„Ludzkie zoo” Joanny Zaręby – kiedy inność staje się widowiskiem

ludzkie zoo okładka joanna zaręba

„Ludzkie zoo” Joanny Zaręby – recenzja książki o ludzkiej inności, kontrowersjach i granicy między ciekawością a uprzedmiotowieniem. Czy warto przeczytać?

Mam wobec tej książki mieszane uczucia. Z jednej strony jest niezwykle interesująca — autorka przytacza poruszające przypadki medyczne, historie ludzi, którzy stali się ewenementami i obiektami publicznej obserwacji, elementami scenografii większego widowiska. Z drugiej jednak strony trudno przejść obojętnie obok moralnego dyskomfortu, jaki rodzi wykorzystywanie niepełnosprawności, chorób, deformacji i ludzkiej bezradności jako atrakcji dla cudzej rozrywki.

Największe skonsternowanie pojawia się po uświadomieniu sobie, że to, co dla wielu bohaterów było przekleństwem i ciężarem nie do udźwignięcia, jednocześnie zapewniało im środki do życia, a nierzadko jedyną szansę na przetrwanie. Autorka pokazuje paradoks: cierpienie, które przyciągało tłumy, bywało zarazem jedynym kapitałem tych ludzi.

okładka ludzkie zoo

O czym jest książka „Ludzkie zoo”?

„Ludzkie zoo” udowadnia też, że mechanizm budowania popularności na inności i kontrowersji wcale nie jest wynalazkiem naszych czasów. To, co dziś obserwujemy u influencerów, dawniej funkcjonowało pod postacią cyrkowych pokazów osobliwości — im bardziej skrajne, szokujące i odmienne, tym lepiej się sprzedawało.

Joanna Zaręba zabiera czytelnika w swoisty katalog skrajności: ludzi bardzo wysokich i skrajnie niskich, otyłych i chorobliwie szczupłych, kobiet z brodami, osób owłosionych niemal na całym ciele, braci syjamskich i ich żeńskich odpowiedników. To historie tych, którzy przez lata „raczyli” gawiedź, gotową zapłacić za bilet, by móc przyjrzeć się cudzej inności z bezpiecznej odległości. Chorzy ludzie stawali się celebrytami, eksponatami, przedmiotami do dotykania, żartów, a nawet sporów o ich ciała po śmierci.

okładka ludzkie zoo

Moje odczucia po lekturze „Ludzkiego zoo”
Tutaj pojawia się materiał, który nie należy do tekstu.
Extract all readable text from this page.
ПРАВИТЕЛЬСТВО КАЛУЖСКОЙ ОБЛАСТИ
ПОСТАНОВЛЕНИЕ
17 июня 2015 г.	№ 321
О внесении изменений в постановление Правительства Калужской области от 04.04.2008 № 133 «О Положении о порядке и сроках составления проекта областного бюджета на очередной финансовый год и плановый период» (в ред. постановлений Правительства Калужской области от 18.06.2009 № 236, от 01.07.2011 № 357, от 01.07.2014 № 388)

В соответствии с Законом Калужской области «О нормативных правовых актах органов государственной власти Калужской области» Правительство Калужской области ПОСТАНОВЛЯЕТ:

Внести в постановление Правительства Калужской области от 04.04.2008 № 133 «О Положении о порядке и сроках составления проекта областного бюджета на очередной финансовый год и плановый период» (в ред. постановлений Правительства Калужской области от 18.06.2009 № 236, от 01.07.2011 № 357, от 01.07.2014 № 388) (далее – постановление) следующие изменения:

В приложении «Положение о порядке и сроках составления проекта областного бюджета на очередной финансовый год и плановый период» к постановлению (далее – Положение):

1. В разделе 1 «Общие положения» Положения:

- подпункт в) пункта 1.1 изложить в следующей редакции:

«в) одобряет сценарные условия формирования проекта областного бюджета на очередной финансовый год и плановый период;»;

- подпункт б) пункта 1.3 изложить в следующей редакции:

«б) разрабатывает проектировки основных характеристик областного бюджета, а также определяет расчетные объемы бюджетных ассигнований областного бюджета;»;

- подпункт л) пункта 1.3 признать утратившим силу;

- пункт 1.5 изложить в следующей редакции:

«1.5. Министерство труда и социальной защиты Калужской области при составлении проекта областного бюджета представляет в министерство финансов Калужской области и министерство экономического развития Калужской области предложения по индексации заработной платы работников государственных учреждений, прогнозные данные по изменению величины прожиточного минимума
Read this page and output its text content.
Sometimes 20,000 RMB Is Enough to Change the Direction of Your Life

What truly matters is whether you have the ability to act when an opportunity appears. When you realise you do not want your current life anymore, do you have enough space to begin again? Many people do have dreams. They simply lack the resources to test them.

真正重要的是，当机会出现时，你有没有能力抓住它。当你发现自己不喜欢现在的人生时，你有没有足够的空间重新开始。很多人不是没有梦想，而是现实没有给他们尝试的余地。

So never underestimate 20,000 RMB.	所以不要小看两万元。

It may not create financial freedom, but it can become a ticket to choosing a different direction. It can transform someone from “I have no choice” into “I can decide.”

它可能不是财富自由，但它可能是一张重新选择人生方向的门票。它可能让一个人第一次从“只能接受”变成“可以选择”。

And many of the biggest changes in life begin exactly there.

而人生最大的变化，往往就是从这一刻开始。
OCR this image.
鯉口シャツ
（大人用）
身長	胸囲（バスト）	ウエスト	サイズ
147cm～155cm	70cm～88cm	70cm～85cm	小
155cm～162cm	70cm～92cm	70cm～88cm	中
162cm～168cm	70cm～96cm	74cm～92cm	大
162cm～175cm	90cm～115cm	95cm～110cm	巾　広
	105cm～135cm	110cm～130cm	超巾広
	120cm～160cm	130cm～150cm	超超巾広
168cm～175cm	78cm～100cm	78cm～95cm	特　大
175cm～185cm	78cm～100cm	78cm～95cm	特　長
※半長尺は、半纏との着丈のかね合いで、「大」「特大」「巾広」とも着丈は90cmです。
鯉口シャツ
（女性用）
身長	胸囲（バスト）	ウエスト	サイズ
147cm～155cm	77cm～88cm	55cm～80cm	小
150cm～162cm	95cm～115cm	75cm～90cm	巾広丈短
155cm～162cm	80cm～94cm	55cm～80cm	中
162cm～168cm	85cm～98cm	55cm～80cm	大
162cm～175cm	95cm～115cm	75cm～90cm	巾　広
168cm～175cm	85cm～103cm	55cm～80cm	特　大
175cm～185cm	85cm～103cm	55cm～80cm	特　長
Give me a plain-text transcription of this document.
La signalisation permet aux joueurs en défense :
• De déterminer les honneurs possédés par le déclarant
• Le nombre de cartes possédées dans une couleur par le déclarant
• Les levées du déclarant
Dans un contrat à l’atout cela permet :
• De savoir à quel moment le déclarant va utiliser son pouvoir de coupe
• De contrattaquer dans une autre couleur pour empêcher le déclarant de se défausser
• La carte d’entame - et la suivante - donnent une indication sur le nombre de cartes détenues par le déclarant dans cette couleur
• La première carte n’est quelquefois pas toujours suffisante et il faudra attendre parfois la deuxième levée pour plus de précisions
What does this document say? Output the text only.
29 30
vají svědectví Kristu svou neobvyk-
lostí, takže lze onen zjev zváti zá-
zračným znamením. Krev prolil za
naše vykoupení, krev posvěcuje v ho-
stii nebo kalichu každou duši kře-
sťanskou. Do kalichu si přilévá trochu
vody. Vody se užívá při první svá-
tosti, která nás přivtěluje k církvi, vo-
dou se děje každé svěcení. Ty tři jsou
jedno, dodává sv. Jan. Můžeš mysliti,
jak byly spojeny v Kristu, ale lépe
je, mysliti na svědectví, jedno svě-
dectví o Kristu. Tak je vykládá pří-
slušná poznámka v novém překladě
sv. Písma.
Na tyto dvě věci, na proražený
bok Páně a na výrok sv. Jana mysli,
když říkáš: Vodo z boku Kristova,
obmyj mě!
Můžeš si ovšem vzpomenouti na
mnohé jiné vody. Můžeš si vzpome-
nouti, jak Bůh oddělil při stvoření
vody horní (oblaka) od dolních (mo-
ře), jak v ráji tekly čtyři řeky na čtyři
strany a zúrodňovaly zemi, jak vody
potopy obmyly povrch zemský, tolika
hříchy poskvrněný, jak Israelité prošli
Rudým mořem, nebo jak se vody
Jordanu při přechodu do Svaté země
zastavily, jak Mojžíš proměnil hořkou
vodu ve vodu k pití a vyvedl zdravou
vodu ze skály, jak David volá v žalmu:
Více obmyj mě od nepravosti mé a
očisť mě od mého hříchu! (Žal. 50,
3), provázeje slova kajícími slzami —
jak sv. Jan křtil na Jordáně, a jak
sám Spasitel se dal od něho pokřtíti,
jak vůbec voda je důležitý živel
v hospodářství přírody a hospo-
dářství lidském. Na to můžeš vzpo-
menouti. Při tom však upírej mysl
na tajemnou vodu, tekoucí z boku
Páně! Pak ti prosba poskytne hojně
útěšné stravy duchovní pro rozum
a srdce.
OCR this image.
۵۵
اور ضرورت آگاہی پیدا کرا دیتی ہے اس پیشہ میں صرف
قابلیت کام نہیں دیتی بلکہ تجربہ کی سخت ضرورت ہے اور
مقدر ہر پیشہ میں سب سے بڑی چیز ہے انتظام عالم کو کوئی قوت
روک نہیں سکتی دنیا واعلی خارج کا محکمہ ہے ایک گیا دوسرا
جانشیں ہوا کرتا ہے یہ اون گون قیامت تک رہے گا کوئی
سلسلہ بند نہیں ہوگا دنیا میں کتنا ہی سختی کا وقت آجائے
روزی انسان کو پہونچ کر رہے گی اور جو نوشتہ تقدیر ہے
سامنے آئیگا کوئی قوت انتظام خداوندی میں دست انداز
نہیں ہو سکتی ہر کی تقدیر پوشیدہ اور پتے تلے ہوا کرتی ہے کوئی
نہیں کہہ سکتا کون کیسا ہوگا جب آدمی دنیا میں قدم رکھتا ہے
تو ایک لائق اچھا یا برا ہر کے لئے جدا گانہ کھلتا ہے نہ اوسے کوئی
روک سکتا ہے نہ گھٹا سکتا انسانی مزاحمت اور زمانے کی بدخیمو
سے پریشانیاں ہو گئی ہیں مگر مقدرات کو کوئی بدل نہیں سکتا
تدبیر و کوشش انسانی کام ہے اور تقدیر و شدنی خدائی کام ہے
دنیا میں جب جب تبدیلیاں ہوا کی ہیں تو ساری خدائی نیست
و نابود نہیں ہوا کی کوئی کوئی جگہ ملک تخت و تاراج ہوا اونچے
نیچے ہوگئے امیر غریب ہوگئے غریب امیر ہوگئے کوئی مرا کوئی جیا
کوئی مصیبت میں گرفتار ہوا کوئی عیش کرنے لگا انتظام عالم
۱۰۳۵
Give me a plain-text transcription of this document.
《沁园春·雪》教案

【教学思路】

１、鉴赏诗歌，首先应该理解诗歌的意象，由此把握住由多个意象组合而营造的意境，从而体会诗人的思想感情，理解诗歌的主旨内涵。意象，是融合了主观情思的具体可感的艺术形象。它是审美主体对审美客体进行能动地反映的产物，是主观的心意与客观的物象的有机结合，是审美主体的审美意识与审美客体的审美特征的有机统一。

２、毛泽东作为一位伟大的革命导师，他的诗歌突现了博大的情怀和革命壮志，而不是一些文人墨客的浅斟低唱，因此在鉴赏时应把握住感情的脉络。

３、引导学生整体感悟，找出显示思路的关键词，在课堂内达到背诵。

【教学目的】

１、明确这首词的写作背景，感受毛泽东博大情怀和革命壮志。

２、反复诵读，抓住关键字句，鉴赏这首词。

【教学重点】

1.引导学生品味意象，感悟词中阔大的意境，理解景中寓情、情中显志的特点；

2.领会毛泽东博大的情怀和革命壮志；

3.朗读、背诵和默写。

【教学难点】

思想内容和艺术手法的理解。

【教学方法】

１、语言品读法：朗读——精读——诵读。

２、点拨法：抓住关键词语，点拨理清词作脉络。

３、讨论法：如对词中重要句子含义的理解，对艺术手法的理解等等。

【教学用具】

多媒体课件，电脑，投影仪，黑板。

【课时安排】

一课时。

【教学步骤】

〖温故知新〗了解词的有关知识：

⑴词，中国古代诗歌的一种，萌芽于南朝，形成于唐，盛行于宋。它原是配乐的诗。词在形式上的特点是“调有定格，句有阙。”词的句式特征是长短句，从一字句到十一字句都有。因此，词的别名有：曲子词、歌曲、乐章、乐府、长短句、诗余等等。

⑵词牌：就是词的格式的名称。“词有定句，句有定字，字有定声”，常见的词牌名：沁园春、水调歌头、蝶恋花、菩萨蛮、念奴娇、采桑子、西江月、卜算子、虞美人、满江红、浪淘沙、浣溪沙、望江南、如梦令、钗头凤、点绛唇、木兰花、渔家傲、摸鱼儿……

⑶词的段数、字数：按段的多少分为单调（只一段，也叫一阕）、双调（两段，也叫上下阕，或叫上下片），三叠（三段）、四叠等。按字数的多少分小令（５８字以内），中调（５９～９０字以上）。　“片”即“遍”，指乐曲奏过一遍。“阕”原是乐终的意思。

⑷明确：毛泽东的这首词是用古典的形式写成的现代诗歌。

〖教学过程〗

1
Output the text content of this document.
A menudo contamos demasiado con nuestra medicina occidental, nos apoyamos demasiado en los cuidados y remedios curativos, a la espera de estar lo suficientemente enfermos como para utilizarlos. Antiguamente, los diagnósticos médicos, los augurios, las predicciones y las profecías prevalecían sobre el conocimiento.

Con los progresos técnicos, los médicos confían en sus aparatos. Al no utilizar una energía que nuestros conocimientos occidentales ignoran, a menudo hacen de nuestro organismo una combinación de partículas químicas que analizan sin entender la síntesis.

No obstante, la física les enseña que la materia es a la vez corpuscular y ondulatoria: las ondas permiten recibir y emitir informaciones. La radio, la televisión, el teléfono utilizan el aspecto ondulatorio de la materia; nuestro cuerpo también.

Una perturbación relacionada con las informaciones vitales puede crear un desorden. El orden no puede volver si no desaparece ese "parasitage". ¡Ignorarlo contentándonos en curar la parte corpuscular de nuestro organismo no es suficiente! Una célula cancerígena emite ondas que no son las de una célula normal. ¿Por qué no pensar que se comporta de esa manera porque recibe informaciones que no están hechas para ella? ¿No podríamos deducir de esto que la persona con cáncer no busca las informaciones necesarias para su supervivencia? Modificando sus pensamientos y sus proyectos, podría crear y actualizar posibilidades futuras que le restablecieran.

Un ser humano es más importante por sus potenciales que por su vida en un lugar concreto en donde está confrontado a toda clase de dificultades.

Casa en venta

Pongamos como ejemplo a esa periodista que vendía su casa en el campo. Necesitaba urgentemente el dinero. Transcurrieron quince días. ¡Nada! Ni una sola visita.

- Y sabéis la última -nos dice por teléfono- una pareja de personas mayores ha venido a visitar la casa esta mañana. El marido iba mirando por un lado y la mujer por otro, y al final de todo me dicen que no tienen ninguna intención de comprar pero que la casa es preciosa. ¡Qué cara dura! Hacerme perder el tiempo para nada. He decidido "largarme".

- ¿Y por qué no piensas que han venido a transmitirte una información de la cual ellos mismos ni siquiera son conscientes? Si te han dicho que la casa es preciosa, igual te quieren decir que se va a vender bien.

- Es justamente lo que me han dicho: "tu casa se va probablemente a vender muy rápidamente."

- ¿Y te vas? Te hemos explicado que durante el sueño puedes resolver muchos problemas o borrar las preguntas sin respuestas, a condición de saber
Losy bohaterów z jednej strony niosą pewien rodzaj nadziei — mimo ograniczeń potrafili oni zarabiać, żyć samodzielnie, zakładać rodziny. Z drugiej jednak każda z tych historii ma swoje mroczne dno: całkowitą zależność od innych, trudności w najprostszych czynnościach, życie na pokaz, wystawianie się niczym zwierzę w cyrku oraz wykonywanie „atrakcji”, które bawiły tłum, ale często odbierały resztki godności.

Autorka przywołuje zarówno postaci znane i głośne, jak i tych, których los nie zapisał się wyraźnie w historii.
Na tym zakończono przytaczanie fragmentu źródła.